Trois fiches financent une pompe à chaleur en tertiaire, et elles ne visent pas les mêmes situations. Choisir la mauvaise, ou négliger l’un des deux paramètres qui font chuter le volume, coûte plus cher qu’une négociation de devis.
Quelle fiche pour quelle machine
- BAT-TH-163 — pompe à chaleur air/eau : le cas le plus courant, sur chaufferie gaz ou fioul. Durée de vie conventionnelle de 22 ans.
- BAT-TH-164 — pompe à chaleur eau/eau ou eau glycolée/eau : suppose une ressource disponible, nappe ou boucle d’eau.

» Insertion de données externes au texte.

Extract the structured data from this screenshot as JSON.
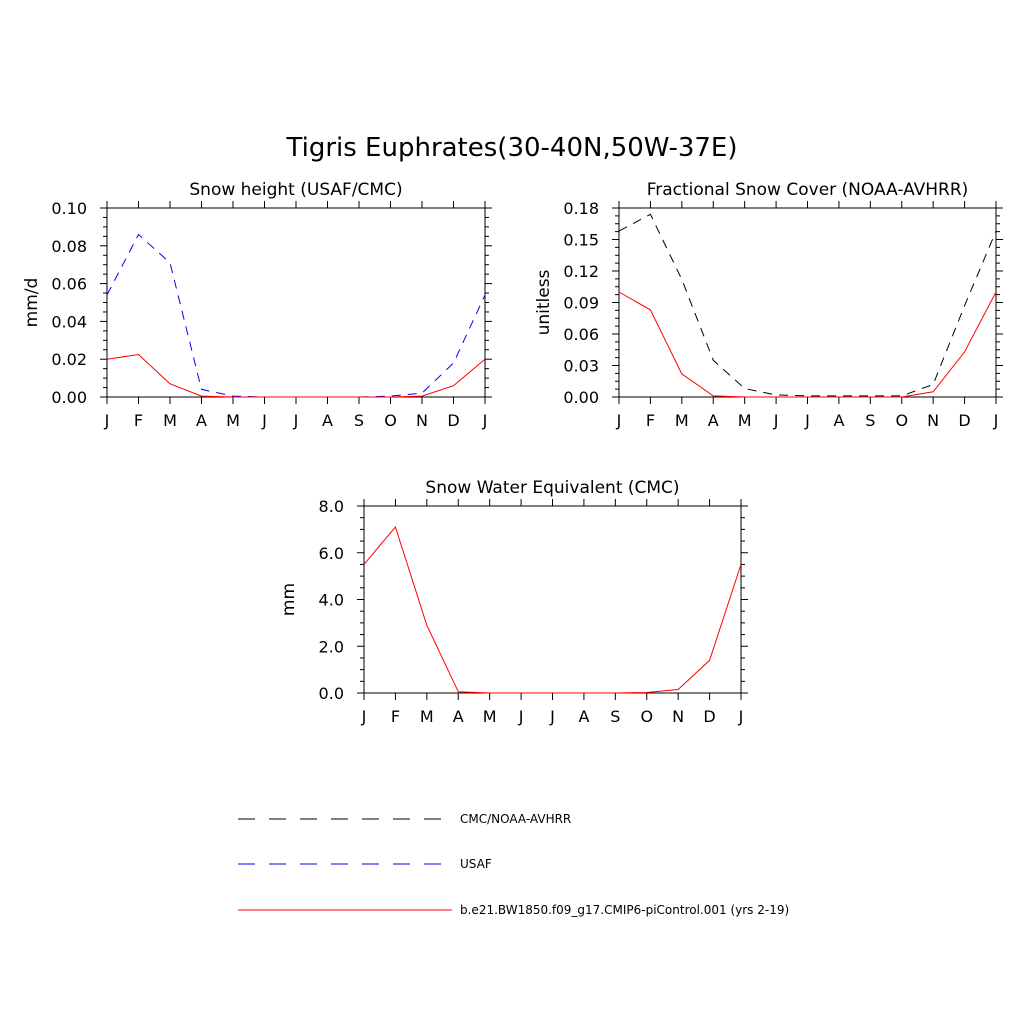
{
  "figure": {
    "title": "Tigris Euphrates(30-40N,50W-37E)"
  },
  "colors": {
    "obs": "#000000",
    "usaf": "#0000ff",
    "model": "#ff0000"
  },
  "chart_data": [
    {
      "type": "line",
      "title": "Snow height (USAF/CMC)",
      "xlabel": "",
      "ylabel": "mm/d",
      "x": [
        "J",
        "F",
        "M",
        "A",
        "M",
        "J",
        "J",
        "A",
        "S",
        "O",
        "N",
        "D",
        "J"
      ],
      "ylim": [
        0,
        0.1
      ],
      "yticks": [
        "0.00",
        "0.02",
        "0.04",
        "0.06",
        "0.08",
        "0.10"
      ],
      "grid": false,
      "series": [
        {
          "name": "CMC/NOAA-AVHRR",
          "style": "dashed",
          "color": "#000000",
          "values": [
            0,
            0,
            0,
            0,
            0,
            0,
            0,
            0,
            0,
            0,
            0,
            0,
            0
          ]
        },
        {
          "name": "USAF",
          "style": "dashed",
          "color": "#0000ff",
          "values": [
            0.054,
            0.086,
            0.071,
            0.004,
            0.0005,
            0,
            0,
            0,
            0,
            0.0005,
            0.002,
            0.018,
            0.054
          ]
        },
        {
          "name": "b.e21.BW1850.f09_g17.CMIP6-piControl.001 (yrs 2-19)",
          "style": "solid",
          "color": "#ff0000",
          "values": [
            0.02,
            0.0225,
            0.007,
            0.0005,
            0,
            0,
            0,
            0,
            0,
            0,
            0.0005,
            0.006,
            0.02
          ]
        }
      ]
    },
    {
      "type": "line",
      "title": "Fractional Snow Cover (NOAA-AVHRR)",
      "xlabel": "",
      "ylabel": "unitless",
      "x": [
        "J",
        "F",
        "M",
        "A",
        "M",
        "J",
        "J",
        "A",
        "S",
        "O",
        "N",
        "D",
        "J"
      ],
      "ylim": [
        0,
        0.18
      ],
      "yticks": [
        "0.00",
        "0.03",
        "0.06",
        "0.09",
        "0.12",
        "0.15",
        "0.18"
      ],
      "grid": false,
      "series": [
        {
          "name": "CMC/NOAA-AVHRR",
          "style": "dashed",
          "color": "#000000",
          "values": [
            0.158,
            0.174,
            0.112,
            0.035,
            0.008,
            0.002,
            0.001,
            0.001,
            0.001,
            0.001,
            0.012,
            0.087,
            0.158
          ]
        },
        {
          "name": "b.e21.BW1850.f09_g17.CMIP6-piControl.001 (yrs 2-19)",
          "style": "solid",
          "color": "#ff0000",
          "values": [
            0.1,
            0.083,
            0.022,
            0.001,
            0,
            0,
            0,
            0,
            0,
            0,
            0.005,
            0.043,
            0.1
          ]
        }
      ]
    },
    {
      "type": "line",
      "title": "Snow Water Equivalent (CMC)",
      "xlabel": "",
      "ylabel": "mm",
      "x": [
        "J",
        "F",
        "M",
        "A",
        "M",
        "J",
        "J",
        "A",
        "S",
        "O",
        "N",
        "D",
        "J"
      ],
      "ylim": [
        0,
        8.0
      ],
      "yticks": [
        "0.0",
        "2.0",
        "4.0",
        "6.0",
        "8.0"
      ],
      "grid": false,
      "series": [
        {
          "name": "CMC/NOAA-AVHRR",
          "style": "dashed",
          "color": "#000000",
          "values": [
            0,
            0,
            0,
            0,
            0,
            0,
            0,
            0,
            0,
            0,
            0,
            0,
            0
          ]
        },
        {
          "name": "b.e21.BW1850.f09_g17.CMIP6-piControl.001 (yrs 2-19)",
          "style": "solid",
          "color": "#ff0000",
          "values": [
            5.5,
            7.1,
            2.9,
            0.05,
            0,
            0,
            0,
            0,
            0,
            0.02,
            0.15,
            1.4,
            5.5
          ]
        }
      ]
    }
  ],
  "legend": {
    "placement": "bottom",
    "entries": [
      {
        "label": "CMC/NOAA-AVHRR",
        "style": "dashed",
        "color": "#000000"
      },
      {
        "label": "USAF",
        "style": "dashed",
        "color": "#0000ff"
      },
      {
        "label": "b.e21.BW1850.f09_g17.CMIP6-piControl.001 (yrs 2-19)",
        "style": "solid",
        "color": "#ff0000"
      }
    ]
  }
}
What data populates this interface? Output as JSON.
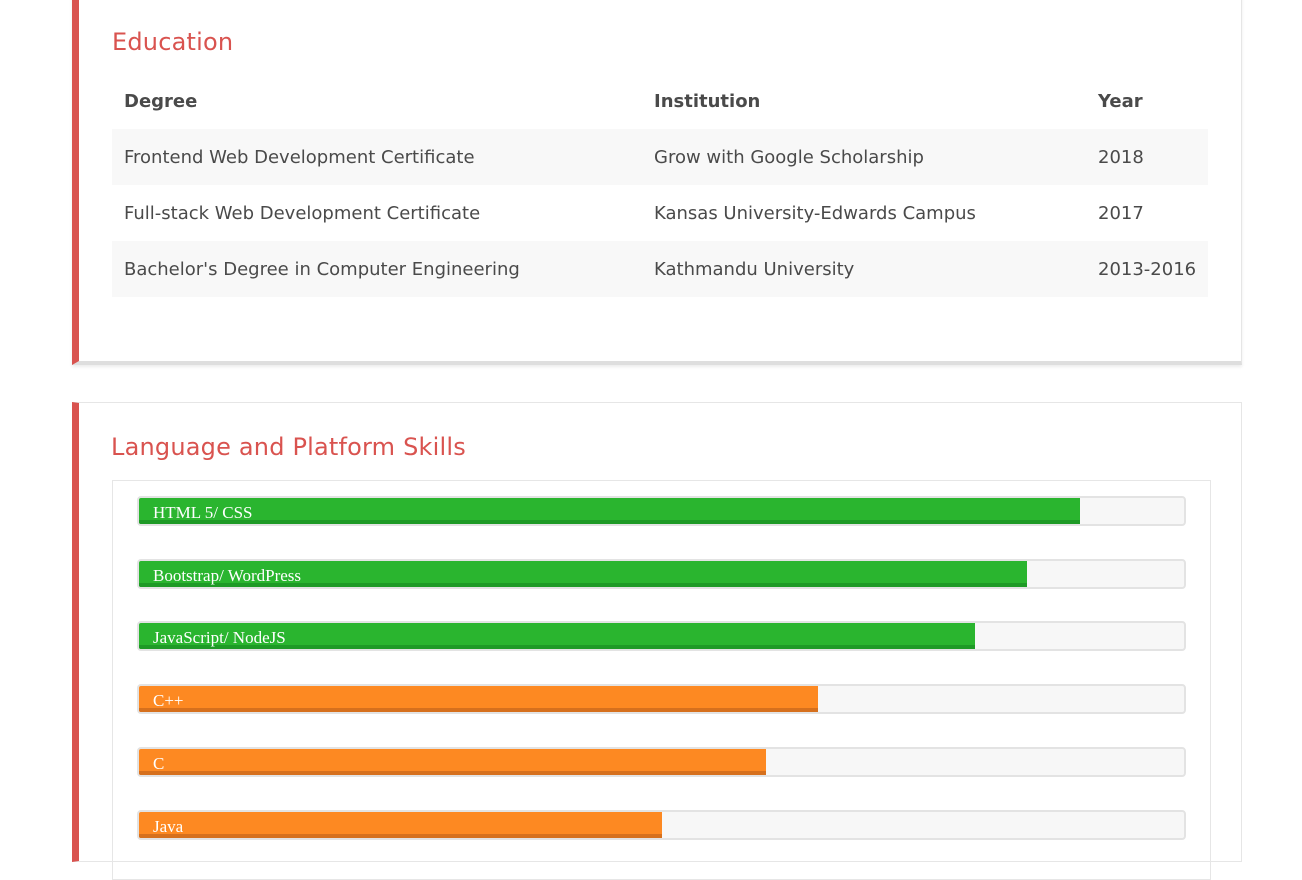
{
  "education": {
    "title": "Education",
    "headers": {
      "degree": "Degree",
      "institution": "Institution",
      "year": "Year"
    },
    "rows": [
      {
        "degree": "Frontend Web Development Certificate",
        "institution": "Grow with Google Scholarship",
        "year": "2018"
      },
      {
        "degree": "Full-stack Web Development Certificate",
        "institution": "Kansas University-Edwards Campus",
        "year": "2017"
      },
      {
        "degree": "Bachelor's Degree in Computer Engineering",
        "institution": "Kathmandu University",
        "year": "2013-2016"
      }
    ]
  },
  "skills": {
    "title": "Language and Platform Skills",
    "items": [
      {
        "label": "HTML 5/ CSS",
        "percent": 90,
        "color": "#2ab52f"
      },
      {
        "label": "Bootstrap/ WordPress",
        "percent": 85,
        "color": "#2ab52f"
      },
      {
        "label": "JavaScript/ NodeJS",
        "percent": 80,
        "color": "#2ab52f"
      },
      {
        "label": "C++",
        "percent": 65,
        "color": "#fd8922"
      },
      {
        "label": "C",
        "percent": 60,
        "color": "#fd8922"
      },
      {
        "label": "Java",
        "percent": 50,
        "color": "#fd8922"
      }
    ]
  },
  "theme": {
    "accent": "#d9534f",
    "green": "#2ab52f",
    "orange": "#fd8922"
  }
}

- BAT-TH-162 — système géothermique : capteurs compris. Durée de vie de 25 ans, la plus longue, mais deux qualifications RGE Études exigées et une puissance calorifique minimale de 30 kW.
BAT-TH-162 et BAT-TH-164 ne se cumulent pas sur une même pompe à chaleur. Et dans les trois cas, une PAC installée uniquement pour produire de l’eau chaude sanitaire n’ouvre aucun droit.
Le premier piège : la performance ne se lit pas au même endroit selon la puissance
Le seuil d’éligibilité change de nature à 400 kW, et c’est une source d’erreur constante dans les devis.
En dessous de 400 kW : l’Etas
C’est l’efficacité énergétique saisonnière, au sens du règlement européen n° 813/2013. La fiche exige au minimum 111 % pour les PAC moyenne et haute température et 126 % pour les PAC basse température. L’Etas retenu est celui de la pompe à chaleur seule, hors dispositif de régulation.
Au-dessus de 400 kW : le COP
On bascule sur le coefficient de performance mesuré selon la norme EN 14511-2. Pour l’air/eau, le seuil est de 3,4, mesuré à 35 °C en sortie d’échangeur intérieur.
Le barème lui-même est étagé : plus la performance dépasse le seuil, plus le forfait au mètre carré monte. Un écart de quelques points d’Etas peut faire passer d’une tranche à l’autre. Cela se vérifie sur la fiche technique du fabricant avant de commander.
Le second piège : le facteur R, celui qu’on découvre trop tard
Si la puissance nominale de la PAC installée est inférieure à 40 % de la puissance utile de la chaufferie après travaux, le facteur R vaut le rapport entre les deux. Sinon, R = 1.
Autrement dit : une pompe à chaleur posée en appoint sur une chaufferie qui reste majoritairement fossile ne donne qu’une fraction du volume. Une PAC qui couvre au moins 40 % de la puissance utile touche la totalité.
La puissance utile, c’est la somme des puissances de chauffage — et d’eau chaude sanitaire le cas échéant — de la chaufferie après travaux, PAC comprise. C’est le paramètre qui déplace le plus une estimation, et il se lit sur le schéma de chaufferie. Nous le vérifions avant de chiffrer quoi que ce soit.
Ce qui module le montant
Le volume se calcule ainsi : forfait au mètre carré × surface chauffée × facteur correctif du secteur × facteur R. Le facteur sectoriel va de 1,2 pour les bureaux à 0,7 pour l’hôtellerie-restauration, en passant par 1,1 en santé, 0,9 en commerce et 0,8 en enseignement.
Il n’existe aucune bonification sur ces fiches. Ce que vous lirez ailleurs sur une prime « triplée » en remplacement d’une chaudière fossile ne correspond à rien dans le texte officiel. Le remplacement d’une chaufferie fossile reste l’argument économique du projet, mais il ne déclenche aucun multiplicateur.
L’ordre des pièces, avant tout le reste
L’offre de financement CEE doit être émise et datée avant la signature du devis de travaux.
Un devis signé en premier rend l’opération définitivement inéligible. C’est irrattrapable, quelle que soit la qualité de l’installation.
Les trois fiches s’appliquent aux opérations engagées jusqu’au 31 décembre 2030.